ROMAN HISTORIQUE — Après trois tomes très prenants, on avait hâte de retrouver Uthred et ses petits camarades, dans l’Angleterre du IXe siècle. Et si ce tome est le moins historique des quatre, le rythme était tout de même au rendez-vous !
Un royaume dane au nord, un royaume saxon au sud : voilà à quoi ressemble l’Angleterre en cette année 885 quand des mercenaires norses s’emparent de Londres afin de contrôler la Tamise, menaçant ainsi l’équilibre fragile de la paix. Alfred, le roi des Saxons, convoque aussitôt son plus valeureux et ambigu seigneur, le comte Uthred, et le charge de reconquérir la ville avant l’avènement du printemps, pour l’offrir comme cadeau de mariage à Aethelfled, sa fille, qu’il marie au détestable Aethelred, cousin d’Uthred. Or, comme toujours, la loyauté d’Uthred sera mise à rude épreuve, lui qui apprécie autant les Danes que les Saxons. Et ce d’autant qu’un scalde dane revenu d’entre les morts lui a promis qu’il serait roi de Mercie… le comté justement destiné à son cousin ! Qui l’épée d’Uthred va-t-elle finalement servir ?
Et oui, encore un dilemme moral pour Uthred, partagé comme toujours entre son serment de loyauté à Alfred (qui prend un malin plaisir à le lui faire renouveler sans cesse !) et son amour pour la culture dane.
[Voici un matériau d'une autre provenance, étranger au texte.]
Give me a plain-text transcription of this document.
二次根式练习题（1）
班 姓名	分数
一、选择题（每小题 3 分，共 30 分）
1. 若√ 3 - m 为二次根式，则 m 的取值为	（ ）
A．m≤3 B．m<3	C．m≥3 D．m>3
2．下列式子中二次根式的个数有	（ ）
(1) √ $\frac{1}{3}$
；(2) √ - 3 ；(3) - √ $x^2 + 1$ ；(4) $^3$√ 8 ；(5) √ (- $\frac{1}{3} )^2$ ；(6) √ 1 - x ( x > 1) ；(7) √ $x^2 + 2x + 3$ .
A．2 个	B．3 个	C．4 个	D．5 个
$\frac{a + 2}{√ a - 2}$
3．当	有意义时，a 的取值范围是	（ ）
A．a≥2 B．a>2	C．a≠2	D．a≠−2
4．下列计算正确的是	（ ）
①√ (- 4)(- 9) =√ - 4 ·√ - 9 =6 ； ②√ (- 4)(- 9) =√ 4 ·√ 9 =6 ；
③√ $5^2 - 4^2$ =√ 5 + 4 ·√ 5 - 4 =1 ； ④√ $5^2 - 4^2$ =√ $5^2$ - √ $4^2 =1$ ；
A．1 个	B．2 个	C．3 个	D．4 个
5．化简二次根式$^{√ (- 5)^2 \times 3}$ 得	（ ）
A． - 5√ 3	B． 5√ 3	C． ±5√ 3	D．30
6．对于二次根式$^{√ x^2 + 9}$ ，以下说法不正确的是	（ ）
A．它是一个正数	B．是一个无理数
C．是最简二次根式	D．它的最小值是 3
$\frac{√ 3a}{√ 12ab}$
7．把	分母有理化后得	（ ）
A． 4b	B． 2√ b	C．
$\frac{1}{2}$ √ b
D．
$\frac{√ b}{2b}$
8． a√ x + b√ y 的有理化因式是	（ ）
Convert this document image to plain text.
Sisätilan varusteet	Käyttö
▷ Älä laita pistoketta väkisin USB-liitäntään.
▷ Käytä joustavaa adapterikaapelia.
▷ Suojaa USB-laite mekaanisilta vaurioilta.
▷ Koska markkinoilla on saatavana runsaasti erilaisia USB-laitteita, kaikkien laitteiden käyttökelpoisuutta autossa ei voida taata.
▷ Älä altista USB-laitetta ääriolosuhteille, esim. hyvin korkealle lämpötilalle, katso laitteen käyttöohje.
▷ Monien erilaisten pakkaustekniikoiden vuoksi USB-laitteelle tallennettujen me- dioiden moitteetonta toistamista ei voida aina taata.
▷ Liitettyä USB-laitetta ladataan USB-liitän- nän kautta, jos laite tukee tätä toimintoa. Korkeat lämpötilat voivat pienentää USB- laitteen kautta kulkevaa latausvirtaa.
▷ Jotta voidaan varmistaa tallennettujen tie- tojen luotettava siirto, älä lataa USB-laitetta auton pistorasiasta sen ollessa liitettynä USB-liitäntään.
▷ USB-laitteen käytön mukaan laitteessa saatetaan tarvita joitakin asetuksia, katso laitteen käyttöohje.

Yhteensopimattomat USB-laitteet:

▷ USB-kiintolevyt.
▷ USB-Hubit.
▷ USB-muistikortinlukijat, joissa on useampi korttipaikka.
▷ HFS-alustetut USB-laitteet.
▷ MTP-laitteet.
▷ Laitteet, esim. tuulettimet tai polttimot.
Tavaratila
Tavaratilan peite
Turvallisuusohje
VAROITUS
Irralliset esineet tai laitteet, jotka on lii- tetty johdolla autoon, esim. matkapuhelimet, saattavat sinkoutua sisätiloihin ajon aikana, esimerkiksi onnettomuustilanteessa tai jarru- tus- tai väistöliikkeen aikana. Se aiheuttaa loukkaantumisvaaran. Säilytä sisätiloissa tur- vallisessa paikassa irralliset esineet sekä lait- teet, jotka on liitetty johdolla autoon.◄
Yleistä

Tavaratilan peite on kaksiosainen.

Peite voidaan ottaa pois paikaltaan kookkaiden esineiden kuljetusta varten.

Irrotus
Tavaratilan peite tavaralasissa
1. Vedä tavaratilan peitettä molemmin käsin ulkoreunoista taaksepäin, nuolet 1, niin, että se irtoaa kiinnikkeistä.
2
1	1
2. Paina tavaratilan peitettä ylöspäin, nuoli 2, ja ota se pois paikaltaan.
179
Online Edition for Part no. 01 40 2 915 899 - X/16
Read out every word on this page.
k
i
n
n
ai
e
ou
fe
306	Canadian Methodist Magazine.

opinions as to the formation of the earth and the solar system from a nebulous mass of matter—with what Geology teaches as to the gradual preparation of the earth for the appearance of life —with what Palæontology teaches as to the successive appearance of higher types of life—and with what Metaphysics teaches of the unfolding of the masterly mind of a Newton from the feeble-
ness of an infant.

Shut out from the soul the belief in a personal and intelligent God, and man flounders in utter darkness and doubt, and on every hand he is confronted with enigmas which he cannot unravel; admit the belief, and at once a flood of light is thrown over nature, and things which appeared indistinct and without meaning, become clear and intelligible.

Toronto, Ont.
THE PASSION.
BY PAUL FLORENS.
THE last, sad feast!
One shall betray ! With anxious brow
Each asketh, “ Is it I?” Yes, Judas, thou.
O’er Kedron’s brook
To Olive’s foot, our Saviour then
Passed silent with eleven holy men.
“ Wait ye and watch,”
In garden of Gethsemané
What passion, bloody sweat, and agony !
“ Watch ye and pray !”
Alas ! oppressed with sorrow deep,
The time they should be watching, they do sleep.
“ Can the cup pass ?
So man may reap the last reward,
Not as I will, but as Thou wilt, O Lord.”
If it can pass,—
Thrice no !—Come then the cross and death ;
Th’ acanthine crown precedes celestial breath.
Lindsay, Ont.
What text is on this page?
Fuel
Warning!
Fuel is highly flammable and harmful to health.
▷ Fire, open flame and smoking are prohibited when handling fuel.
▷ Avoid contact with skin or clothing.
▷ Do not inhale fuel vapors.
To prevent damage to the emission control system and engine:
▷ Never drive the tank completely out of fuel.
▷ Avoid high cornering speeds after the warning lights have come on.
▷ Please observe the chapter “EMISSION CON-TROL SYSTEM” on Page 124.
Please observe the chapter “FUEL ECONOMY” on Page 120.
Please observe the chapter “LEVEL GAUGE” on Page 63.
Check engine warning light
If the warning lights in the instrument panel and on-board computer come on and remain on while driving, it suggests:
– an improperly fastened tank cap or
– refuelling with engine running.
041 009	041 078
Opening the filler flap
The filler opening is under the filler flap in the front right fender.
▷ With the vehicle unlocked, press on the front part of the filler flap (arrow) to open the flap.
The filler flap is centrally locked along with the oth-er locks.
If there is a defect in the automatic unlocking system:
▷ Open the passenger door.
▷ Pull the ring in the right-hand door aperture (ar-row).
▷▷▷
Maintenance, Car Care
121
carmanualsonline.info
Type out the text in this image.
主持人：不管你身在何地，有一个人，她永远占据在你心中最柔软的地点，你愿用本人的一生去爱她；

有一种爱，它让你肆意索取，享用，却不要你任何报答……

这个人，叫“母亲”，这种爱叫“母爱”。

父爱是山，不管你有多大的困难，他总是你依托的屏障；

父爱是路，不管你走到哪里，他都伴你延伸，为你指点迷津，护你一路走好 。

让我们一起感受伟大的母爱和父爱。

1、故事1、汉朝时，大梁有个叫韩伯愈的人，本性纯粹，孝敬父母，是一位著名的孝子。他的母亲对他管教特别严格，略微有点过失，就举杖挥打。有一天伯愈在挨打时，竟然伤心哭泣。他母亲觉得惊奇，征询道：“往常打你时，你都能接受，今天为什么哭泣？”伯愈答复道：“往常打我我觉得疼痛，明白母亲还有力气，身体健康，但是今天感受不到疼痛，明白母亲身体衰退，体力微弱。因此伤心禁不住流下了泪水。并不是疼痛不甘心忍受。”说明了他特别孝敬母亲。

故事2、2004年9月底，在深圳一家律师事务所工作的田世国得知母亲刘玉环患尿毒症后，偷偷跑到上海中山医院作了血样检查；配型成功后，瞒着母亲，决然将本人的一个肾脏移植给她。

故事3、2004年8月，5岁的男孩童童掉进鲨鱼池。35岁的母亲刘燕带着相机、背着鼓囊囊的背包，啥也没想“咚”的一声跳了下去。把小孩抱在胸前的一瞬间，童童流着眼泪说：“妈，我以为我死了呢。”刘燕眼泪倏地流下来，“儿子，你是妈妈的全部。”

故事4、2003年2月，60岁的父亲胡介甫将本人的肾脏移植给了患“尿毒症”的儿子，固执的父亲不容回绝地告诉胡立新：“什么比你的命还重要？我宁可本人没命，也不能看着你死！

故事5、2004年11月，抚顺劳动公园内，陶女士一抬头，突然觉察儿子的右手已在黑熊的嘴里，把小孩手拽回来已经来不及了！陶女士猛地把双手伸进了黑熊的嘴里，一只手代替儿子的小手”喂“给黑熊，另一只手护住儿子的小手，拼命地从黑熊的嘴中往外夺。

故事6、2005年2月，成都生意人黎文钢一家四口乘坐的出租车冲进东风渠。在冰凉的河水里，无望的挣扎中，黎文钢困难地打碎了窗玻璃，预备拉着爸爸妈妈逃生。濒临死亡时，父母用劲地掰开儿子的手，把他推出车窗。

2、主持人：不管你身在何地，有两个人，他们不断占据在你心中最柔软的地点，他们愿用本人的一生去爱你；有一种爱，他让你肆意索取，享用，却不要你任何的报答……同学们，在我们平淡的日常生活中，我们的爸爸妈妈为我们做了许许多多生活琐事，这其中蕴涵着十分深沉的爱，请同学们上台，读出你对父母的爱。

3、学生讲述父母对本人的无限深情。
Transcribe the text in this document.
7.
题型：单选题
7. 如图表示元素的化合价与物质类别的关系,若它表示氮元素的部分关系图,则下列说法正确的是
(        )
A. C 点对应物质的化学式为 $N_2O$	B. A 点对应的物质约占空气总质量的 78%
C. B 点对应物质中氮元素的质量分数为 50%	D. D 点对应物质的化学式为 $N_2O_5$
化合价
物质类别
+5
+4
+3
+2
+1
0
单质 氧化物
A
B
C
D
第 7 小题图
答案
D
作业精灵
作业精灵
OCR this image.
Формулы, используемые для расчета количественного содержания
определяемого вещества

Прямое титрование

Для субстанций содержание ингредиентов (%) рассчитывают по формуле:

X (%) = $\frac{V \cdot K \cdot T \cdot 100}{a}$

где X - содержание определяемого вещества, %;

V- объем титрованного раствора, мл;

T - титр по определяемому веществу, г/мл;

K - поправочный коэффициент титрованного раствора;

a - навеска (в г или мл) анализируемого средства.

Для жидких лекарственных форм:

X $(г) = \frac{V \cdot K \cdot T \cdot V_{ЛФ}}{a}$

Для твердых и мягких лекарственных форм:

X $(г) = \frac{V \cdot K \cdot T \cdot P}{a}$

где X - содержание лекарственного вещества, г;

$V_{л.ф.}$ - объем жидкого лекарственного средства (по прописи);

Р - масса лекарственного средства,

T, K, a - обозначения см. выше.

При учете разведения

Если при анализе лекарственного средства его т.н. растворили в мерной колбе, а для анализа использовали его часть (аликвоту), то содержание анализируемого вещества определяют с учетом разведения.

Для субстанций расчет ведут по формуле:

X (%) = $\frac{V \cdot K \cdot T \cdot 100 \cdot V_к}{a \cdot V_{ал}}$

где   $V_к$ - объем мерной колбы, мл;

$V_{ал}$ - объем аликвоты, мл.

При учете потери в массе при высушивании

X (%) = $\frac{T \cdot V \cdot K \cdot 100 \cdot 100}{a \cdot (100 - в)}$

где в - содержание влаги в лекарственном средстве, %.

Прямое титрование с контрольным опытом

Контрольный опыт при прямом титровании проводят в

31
On ajoute à cela une nouvelle dimension morale : si Uthred déteste son cousin (qui le mérite bien, soyons honnête), il aime Aethelfled comme sa fille, et se plierait en quatre pour elle (ce qu’il fait, d’ailleurs).
Malgré la mise en avant de deux personnages jusque-là restés en toile de fond, on peut dire que côté personnages, malheureusement, “on prend les mêmes et on recommence” : comme toujours, notre seul point de vue est celui d’Uthred, dont on peut résumer la figure à celle du barbare illettré détestant les chrétiens et le faisant bien savoir. Les femmes, comme toujours, ne sont bonnes qu’à être engrossées (et ce seulement si elles sont assez jeunes…) ou violées après mise à sac de leur cité. Au bout de quatre tomes, il faut reconnaître que c’est un peu lassant… De fait, si le rythme et le suspense sont au rendez-vous de cette intrigue, l’absence d’évolution des personnages donne l’impression que l’on n’avance pas tellement dans l’histoire.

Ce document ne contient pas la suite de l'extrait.